Under British merger accounting rules, no goodwill is created and there is no need to write if off, in contrast to a straightforward
takeover deal.

''It's difficult to see in companies of this size, under British accounting, how you will make the deals look good unless you do a
true merger,'' the analyst said, adding that a key point of merger accounting rules was that both parties had equal roles.

A third analyst said Glaxo had little to lose from the merger collapse whereas SmithKline, which has now seen two deals slip
away in as many months, was in a more urgent position. The company is seen as overdependent on two major drugs which are
facing patent expiry problems.

''Glaxo has effectively scuppered the AHP option for SmithKline. Glaxo has no downside risk on this. If it succeeds, they
become the biggest, If not, they're still up there with the leaders,'' the analyst said.

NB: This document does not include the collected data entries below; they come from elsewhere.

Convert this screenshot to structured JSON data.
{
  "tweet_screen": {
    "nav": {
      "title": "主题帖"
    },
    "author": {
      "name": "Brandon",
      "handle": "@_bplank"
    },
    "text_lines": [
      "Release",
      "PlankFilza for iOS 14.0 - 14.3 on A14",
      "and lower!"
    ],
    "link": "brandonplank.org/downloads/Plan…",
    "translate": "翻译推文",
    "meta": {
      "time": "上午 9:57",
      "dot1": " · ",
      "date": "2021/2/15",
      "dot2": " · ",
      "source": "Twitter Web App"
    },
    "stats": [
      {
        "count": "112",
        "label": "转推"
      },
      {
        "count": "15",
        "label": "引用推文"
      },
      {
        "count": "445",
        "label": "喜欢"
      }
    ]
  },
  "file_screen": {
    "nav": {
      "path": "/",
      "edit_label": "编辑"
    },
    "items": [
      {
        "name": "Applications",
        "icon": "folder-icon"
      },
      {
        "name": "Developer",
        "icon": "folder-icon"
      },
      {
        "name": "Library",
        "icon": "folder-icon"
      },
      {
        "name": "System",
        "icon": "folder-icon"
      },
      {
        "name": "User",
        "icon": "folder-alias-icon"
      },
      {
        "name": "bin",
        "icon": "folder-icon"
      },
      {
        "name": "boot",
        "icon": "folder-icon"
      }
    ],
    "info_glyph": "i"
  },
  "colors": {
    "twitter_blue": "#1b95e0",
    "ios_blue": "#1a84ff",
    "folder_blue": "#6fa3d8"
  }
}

Cartwright at Williams de Broe said the companies' shared the same shareholder base, making an informal poll of shareholders
by Glaxo difficult prior to any bid moves.

''The idea of a hostile bid is a pretty long shot. Before it's really on, someone would have to poll the shareholders and see if
they would wear it. Once that happens, it would start to leak and the other party would leap up and down,'' he said.

He noted also that an approach could backfire and shareholders insist on SmithKline's management taking over.